There are contradictory published accounts of the origins of this majestic bird. One school of thought places their creation in Pennsylvania where it descended from the Tuscarora red and Buffs. That account states that from Pennsylvania, the breed was taken to Kentucky where the color was enhanced.
Bourbon Reds were thought to be more disease-resistant than other breeds at a time when the bronze was dying from a disease called blackhead.
Advantages of the Reds include pin feathers that “did not show as plainly as darker colored birds, being nearly the color of the skin,” and that poults were larger when hatched and more free from disease. One breeder said the hens laid larger clutches of eggs, up to as many as 30, and they were great rangers, always returning at night. “They are well feathered, and endure the cold winters without shelter. They make fine market birds, having plump, yellow-skinned carcases ….” The breeder went on to say that if there was a plentiful supply of grasshoppers and other insects, berries, etc. the turkeys required no feeding at all.

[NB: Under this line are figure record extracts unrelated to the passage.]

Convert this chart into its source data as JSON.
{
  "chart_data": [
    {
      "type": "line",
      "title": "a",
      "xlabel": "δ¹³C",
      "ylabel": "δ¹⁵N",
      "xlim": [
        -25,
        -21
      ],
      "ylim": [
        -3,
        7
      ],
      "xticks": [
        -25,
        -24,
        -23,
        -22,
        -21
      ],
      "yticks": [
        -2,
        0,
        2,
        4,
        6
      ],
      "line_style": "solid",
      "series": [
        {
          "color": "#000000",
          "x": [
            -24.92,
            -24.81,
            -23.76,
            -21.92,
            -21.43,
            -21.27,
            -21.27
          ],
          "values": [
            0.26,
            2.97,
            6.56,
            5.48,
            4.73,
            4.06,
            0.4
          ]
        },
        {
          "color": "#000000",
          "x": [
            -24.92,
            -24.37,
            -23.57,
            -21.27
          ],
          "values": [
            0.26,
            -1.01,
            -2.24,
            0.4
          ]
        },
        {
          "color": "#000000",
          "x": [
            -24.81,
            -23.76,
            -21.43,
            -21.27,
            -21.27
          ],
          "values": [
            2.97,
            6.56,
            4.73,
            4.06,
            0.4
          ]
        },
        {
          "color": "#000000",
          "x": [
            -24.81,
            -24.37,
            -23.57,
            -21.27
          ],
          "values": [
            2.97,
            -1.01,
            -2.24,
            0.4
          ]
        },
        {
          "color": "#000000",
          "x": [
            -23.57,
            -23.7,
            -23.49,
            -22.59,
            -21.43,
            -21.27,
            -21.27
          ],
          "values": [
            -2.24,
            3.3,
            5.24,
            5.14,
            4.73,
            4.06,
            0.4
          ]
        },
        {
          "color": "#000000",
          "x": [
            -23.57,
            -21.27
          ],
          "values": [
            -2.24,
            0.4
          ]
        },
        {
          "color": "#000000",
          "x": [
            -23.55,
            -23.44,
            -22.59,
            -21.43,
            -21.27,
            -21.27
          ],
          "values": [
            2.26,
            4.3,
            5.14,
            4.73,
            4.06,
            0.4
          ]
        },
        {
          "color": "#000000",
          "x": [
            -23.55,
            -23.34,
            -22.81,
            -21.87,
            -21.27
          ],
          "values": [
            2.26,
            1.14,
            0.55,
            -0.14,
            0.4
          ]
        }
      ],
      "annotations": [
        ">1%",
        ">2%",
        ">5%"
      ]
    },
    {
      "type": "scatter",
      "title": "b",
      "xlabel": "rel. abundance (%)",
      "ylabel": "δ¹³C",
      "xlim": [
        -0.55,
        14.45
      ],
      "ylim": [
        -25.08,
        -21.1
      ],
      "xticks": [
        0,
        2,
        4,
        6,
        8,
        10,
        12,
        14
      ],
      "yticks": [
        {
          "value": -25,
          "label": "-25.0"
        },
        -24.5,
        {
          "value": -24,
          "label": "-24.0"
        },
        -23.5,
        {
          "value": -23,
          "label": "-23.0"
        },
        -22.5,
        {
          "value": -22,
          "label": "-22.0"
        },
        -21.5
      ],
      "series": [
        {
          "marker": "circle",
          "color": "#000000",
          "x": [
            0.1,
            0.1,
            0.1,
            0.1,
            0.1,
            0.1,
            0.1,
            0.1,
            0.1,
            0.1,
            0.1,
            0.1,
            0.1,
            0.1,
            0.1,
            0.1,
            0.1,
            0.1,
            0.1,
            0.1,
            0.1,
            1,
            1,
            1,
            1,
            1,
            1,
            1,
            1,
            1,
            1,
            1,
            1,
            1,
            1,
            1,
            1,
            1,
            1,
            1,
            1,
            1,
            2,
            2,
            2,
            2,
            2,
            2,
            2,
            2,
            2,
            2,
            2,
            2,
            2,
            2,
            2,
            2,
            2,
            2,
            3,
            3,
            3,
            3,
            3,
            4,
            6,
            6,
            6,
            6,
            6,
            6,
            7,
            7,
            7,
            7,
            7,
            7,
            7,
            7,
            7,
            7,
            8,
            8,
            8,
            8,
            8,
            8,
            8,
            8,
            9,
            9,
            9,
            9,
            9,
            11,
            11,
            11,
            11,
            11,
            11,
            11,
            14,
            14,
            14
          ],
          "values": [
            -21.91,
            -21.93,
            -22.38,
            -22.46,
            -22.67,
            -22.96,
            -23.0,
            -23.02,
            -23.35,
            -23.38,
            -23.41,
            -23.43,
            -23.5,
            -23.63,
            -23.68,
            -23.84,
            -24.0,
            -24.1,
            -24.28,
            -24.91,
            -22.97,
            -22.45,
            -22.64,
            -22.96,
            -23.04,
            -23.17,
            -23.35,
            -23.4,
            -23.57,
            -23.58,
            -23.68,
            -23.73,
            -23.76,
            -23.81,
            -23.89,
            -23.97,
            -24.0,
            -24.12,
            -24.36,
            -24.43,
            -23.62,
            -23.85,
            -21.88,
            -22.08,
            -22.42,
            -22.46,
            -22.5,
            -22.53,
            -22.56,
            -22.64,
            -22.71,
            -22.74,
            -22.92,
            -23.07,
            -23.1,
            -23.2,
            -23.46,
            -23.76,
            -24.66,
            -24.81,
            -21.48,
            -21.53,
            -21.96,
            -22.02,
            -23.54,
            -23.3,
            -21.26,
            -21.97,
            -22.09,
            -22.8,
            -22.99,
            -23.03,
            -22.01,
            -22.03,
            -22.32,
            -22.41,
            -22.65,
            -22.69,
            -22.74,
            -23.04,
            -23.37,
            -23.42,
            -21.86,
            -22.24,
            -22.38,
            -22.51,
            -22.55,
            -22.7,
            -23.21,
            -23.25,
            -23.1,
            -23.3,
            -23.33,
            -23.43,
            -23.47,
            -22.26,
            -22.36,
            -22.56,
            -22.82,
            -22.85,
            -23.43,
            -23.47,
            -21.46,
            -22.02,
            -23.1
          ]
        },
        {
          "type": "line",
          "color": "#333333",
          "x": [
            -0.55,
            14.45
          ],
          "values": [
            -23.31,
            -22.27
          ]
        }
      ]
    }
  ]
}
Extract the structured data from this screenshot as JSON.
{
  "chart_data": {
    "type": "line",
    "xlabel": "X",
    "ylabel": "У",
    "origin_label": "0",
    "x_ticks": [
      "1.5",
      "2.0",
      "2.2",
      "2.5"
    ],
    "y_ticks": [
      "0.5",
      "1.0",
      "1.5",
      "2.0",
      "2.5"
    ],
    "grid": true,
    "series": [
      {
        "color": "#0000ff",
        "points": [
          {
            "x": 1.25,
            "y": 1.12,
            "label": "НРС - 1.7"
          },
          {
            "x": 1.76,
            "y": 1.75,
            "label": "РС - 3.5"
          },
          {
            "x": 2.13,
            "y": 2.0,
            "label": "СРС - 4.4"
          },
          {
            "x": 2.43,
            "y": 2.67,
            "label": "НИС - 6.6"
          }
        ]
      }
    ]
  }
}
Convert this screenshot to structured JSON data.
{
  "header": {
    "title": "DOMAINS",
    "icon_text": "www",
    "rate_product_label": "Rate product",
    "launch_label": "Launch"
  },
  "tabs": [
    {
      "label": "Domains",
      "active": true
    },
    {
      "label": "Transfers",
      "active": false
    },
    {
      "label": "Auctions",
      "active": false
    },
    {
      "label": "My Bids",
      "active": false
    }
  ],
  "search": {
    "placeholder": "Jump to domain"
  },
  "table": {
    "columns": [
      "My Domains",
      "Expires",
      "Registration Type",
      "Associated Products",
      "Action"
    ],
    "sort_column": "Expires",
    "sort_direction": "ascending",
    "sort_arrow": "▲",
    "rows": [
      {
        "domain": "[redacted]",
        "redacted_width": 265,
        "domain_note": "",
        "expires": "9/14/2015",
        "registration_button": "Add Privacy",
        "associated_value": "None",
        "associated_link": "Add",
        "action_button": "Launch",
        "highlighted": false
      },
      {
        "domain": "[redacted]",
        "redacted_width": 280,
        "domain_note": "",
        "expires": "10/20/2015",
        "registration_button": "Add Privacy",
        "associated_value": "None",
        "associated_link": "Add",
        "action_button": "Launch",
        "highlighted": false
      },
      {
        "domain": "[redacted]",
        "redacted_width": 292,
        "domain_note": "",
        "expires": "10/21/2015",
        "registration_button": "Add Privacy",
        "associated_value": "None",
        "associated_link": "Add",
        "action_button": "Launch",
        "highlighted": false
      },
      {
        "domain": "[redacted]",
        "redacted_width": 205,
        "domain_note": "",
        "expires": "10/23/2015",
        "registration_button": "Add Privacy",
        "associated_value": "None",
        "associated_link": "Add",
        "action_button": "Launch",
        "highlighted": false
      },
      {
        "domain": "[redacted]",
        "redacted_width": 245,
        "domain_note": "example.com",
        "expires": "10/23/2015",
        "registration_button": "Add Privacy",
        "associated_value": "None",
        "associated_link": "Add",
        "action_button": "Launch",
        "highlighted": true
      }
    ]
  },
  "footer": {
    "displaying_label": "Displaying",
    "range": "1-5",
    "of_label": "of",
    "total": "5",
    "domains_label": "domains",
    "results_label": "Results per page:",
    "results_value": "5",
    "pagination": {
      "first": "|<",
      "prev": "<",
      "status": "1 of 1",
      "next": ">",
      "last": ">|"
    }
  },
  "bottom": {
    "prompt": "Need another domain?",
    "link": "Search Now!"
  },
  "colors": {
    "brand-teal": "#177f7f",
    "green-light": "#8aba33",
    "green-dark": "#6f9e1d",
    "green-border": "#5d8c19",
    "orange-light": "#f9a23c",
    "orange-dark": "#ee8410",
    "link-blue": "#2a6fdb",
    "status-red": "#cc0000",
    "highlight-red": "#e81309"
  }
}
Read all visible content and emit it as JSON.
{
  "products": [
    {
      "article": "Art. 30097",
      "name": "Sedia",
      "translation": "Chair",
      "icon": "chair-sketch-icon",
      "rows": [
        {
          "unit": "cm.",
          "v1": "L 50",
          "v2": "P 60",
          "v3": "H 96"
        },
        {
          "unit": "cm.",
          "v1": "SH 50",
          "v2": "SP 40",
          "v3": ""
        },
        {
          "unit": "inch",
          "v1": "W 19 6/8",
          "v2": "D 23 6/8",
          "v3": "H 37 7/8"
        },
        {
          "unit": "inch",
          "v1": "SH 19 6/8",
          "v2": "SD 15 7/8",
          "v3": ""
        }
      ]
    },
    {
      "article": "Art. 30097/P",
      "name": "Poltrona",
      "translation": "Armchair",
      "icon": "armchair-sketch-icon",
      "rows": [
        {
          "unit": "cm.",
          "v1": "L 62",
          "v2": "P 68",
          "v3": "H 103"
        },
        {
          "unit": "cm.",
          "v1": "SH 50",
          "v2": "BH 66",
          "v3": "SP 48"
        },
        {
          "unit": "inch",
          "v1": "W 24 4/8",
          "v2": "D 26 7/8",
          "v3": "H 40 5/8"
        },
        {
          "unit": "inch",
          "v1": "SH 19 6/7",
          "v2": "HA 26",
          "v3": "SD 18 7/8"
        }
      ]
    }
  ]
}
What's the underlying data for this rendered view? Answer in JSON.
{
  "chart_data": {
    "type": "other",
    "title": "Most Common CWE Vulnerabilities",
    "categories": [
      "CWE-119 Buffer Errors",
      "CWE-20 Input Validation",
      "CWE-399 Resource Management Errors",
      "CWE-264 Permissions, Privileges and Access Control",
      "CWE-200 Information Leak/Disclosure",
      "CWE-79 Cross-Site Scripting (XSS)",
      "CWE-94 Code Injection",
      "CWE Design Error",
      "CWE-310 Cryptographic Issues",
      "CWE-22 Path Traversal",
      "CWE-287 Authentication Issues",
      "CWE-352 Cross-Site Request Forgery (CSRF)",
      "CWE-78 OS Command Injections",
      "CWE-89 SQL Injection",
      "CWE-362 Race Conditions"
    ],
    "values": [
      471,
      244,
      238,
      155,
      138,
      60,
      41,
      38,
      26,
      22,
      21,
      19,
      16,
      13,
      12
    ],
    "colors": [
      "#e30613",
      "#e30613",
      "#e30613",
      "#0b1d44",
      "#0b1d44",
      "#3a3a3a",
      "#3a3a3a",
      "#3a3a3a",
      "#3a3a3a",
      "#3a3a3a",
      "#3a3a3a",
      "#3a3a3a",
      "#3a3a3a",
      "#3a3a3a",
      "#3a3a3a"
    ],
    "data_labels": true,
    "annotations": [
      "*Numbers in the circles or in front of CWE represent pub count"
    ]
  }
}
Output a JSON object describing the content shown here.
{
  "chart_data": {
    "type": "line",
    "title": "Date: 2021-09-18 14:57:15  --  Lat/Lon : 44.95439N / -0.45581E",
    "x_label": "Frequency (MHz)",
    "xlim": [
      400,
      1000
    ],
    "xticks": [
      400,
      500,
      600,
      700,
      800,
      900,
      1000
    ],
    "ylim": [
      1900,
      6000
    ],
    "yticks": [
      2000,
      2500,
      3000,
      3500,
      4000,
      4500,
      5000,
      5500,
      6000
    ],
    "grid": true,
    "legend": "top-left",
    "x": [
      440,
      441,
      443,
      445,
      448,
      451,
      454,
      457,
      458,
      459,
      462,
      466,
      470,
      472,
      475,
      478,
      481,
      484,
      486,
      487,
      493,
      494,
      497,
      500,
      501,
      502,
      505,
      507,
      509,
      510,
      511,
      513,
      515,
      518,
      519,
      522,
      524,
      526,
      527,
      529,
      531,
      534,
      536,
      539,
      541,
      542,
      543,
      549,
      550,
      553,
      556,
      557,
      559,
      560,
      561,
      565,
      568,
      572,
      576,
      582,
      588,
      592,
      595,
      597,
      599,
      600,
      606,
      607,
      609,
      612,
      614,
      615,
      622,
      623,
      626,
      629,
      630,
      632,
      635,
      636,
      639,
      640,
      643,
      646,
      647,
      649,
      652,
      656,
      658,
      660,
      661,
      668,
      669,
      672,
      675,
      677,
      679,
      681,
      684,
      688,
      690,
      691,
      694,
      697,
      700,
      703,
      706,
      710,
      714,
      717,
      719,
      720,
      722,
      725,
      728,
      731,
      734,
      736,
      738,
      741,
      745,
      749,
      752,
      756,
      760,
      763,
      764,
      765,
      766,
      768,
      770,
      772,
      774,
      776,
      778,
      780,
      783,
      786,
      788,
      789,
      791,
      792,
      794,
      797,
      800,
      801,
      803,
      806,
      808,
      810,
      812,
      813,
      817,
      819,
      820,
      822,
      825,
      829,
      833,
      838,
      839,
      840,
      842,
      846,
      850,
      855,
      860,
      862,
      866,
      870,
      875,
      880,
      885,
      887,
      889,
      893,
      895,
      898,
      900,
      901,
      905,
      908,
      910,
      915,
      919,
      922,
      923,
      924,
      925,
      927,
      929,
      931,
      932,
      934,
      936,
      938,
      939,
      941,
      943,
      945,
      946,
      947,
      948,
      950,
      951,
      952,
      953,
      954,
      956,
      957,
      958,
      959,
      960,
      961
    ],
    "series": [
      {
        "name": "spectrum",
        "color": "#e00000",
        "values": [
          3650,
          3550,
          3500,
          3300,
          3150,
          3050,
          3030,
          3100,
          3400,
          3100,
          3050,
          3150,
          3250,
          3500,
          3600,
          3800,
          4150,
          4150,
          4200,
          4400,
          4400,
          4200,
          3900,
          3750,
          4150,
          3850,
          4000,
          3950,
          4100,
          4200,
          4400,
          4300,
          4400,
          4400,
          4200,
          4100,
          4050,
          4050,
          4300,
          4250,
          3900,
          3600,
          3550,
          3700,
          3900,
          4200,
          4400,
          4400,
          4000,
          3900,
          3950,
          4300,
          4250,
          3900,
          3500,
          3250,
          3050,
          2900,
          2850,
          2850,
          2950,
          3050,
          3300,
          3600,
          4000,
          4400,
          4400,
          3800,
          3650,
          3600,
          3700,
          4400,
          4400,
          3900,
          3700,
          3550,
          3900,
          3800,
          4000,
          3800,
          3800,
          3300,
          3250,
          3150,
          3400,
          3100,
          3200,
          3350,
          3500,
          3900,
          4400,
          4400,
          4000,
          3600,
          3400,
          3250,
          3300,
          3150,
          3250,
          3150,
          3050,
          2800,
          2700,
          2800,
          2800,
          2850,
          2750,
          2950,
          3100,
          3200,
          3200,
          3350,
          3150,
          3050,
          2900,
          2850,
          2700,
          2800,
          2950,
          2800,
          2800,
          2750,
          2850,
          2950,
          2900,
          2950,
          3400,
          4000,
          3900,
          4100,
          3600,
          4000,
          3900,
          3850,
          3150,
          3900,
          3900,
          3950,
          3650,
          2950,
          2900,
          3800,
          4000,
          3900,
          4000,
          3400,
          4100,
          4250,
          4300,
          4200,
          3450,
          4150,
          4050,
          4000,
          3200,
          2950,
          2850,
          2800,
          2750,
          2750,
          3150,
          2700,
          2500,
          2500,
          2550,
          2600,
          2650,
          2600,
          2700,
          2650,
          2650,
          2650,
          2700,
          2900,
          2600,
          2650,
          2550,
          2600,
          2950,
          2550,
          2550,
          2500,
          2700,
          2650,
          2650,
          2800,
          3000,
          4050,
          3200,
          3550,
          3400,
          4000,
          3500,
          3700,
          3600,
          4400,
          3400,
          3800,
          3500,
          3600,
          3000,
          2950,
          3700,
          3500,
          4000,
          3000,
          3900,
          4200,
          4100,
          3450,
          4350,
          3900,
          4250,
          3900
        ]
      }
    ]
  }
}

Bourbon Reds were described in the Standard of Perfection as being “deep brownish-red” with the head being rich red changeable to bluish white.” The throat wattle is “rich red changeable to bluish white.” The wing bows are “deep brownish red; primaries and secondaries white.” The tail is white. Shanks and toes are reddish-pink. When the males drop their wings, the white feathers stand out against the deep cinnamon color giving them a remarkable appearance.
As was noted in early sources, the reds don’t mature as fast as the assembly-line white broad-breasted, so if your only consideration is making a fast buck, then the breed probably isn’t for you.
If, however, you appreciate the beauty and the personal characteristics of heritage breeds, then you might look a little closer.
A true heritage breed is defined as one that reproduces naturally and grows slowly, feeding on its own in the outdoors. Mine meet those requirements although I do keep them in a movable enclosure to keep my girls from flying off to join their wild counterparts. Their pen can easily be moved as often as I choose so that they have access to tender, fresh, clean grass.
Toms top out at about 23 pounds, hens at around 12, down somewhat from 100 years ago when the toms often reached 30 pounds. Reds are on a “watch” list meaning that while they aren’t common enough to become lost in the shuffle, they aren’t critically endangered either, and I like being able to keep this fine old standard going.
“The Country Life.” Vol. 23. November 1912.
McGrew, Thomas Fletcher. The Book of Poultry 1921.
“The American Standard of Perfection.” 1910.